THE WEEKLY GRIND: Brad Weekly? In Touch With the Olsens? At the rate things are going, it won’t be long before there’s a celebrity news magazine for every star in Hollywood. The latest to pile on is Us Weekly publisher Wenner Media, which is incubating a new weekly offering that it hopes to launch toward the end of the year. Wenner officials had no comment, but sources said the new title was likely to take the form of a news-driven lifestyle tabloid along the lines of Bauer Publishing’s Life & Style and American Media Inc.’s soon-to-appear Celebrity Living. Freelance designers are currently at work on a secret prototype. If it wins approval, it will be Wenner’s first launch since the founding of Men’s Journal in 1992 (not counting Us’ move from a monthly to a weekly in 2000).
According to one source in the weekly market, Wenner would like to introduce the new title within six months. It’s unclear, however, whether the company could acquire the additional newsstand pockets necessary in such a short time. AMI is said to be freeing up pockets for Celebrity Living by taking them away from two of its old-line tabloids, the Globe and the Examiner.

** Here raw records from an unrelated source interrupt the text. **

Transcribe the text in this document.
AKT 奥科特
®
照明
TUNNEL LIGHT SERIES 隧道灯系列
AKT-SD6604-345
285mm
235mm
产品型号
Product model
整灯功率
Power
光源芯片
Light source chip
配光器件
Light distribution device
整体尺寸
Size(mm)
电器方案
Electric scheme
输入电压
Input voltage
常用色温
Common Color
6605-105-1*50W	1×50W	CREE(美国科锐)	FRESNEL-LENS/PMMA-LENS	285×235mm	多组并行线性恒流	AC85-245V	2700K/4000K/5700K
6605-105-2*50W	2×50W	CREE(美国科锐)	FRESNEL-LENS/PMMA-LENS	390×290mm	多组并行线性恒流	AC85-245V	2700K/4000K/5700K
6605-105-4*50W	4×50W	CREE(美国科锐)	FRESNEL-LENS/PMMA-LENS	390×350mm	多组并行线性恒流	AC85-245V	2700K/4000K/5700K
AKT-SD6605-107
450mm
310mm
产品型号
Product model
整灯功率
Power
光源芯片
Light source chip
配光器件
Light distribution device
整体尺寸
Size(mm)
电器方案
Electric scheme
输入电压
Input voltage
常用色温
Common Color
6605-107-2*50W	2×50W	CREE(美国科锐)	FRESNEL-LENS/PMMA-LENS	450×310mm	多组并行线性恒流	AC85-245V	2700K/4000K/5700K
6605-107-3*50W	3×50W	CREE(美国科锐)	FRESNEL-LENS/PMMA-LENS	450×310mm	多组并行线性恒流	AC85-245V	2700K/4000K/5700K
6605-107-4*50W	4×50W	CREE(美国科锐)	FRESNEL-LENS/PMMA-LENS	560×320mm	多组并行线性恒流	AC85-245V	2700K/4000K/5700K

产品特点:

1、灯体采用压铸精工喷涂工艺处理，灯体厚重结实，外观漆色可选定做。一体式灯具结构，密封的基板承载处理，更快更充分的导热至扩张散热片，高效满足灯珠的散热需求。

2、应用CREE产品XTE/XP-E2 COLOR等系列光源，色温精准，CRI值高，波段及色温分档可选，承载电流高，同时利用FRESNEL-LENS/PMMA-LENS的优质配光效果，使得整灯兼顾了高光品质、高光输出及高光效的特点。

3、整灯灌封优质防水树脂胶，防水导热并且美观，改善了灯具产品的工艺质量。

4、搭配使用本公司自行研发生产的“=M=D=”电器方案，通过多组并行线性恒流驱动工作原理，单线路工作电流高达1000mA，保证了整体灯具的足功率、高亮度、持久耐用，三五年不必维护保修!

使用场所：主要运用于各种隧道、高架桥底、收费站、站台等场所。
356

One factor sure to be figuring in Wenner’s calculations is the expected introduction of OK, a popular British tabloid, into the U.S. later this year. Owner Richard Desmond announced plans for a U.S. launch in January, but that was before a court scotched his plans to have Nicola McCarthy, whom Desmond poached from Us Weekly, serve as editor. The court ruled last month that McCarthy remains bound by her noncompete clause until April 2006. The current rumor is that Desmond has been trying to entice Bonnie Fuller, who is not known for her loyalty to employers, away from AMI. Although her contract runs through June 2006, it only requires her to give 30 days notice to resign. But a spokesman for Fuller said she hadn’t been approached and wasn’t interested, anyway.
— Jeff Bercovici
DOMINO DOMINATES: The first issue of Domino has closed with 106 ad pages, making it the biggest Condé Nast launch in the last five years, according to vice president and publisher Beth Fuchs Brenner. Home advertising accounted for 30 percent of pages in the new shelter shopping magazine. Another third, surprisingly, came from the fashion and beauty categories, which means Domino, on sale April 26, is looking more like a direct competitor to Hearst’s Shop Etc. than previously thought.
“We’ve really been positioning the magazine as where fashion and home intersect,” said Brenner, who disclosed that clothing items will appear on pages with housewares to illustrate current trends. “We want to appeal to people who shop for their home the way they shop for their clothing, mixing price points, mixing designers. They’ve mastered that with their clothes, but they’re still crying out for help with their homes.”
By comparison, precursor Lucky, which started the shopping genre, launched with 90 ad pages. Cargo and Shop Etc. each debuted with 97 ad pages. (Condé Nast, Domino, Lucky and Cargo are all, like WWD, part of Advance Publications Inc.)
As for talk that Condé Nast may try to merge the Domino sales team with those of House & Garden and Architectural Digest to form a shelter group, Brenner said, “We’re talking more seriously as a group now. Chuck [Townsend, president and chief executive officer of Condé Nast] is trying to unite a number of groups within the company….If you stay tuned, you’ll see more of that.”
— Sara James
BLOWING YOUR BUDGET: For many publishing companies, tampering with a successful formula is unthinkable. But Budget Living editor in chief Sarah Gray Miller doesn’t agree.
“The minute it becomes rote, I become bored,” she said, discussing her decision to change the relatively new magazine’s logo and design less than a year after she picked up a National Magazine Award for general excellence in the 250,000 to 500,000 circulation category. “I think sometimes these things can get overthought, especially in a large company,” she said. “It’s one of the nice things about being small. It’s easier for us to make decisions.”
The new logo, which debuts on the April/May issue, takes up less space on the cover, meaning it will work with a wider variety of images and allow for more cover lines. Interior changes will arrive with the next issue. The magazine is set to go to a 10-times-a-year frequency this fall.
“It’s not that much different than what we all do in our personal lives,” said Miller, who stopped short of calling the tweaks a redesign. “You get new makeup or you get a haircut or you move the furniture around in your living room. And I think it’s important for magazines to do the same thing.” Or at least vacuum.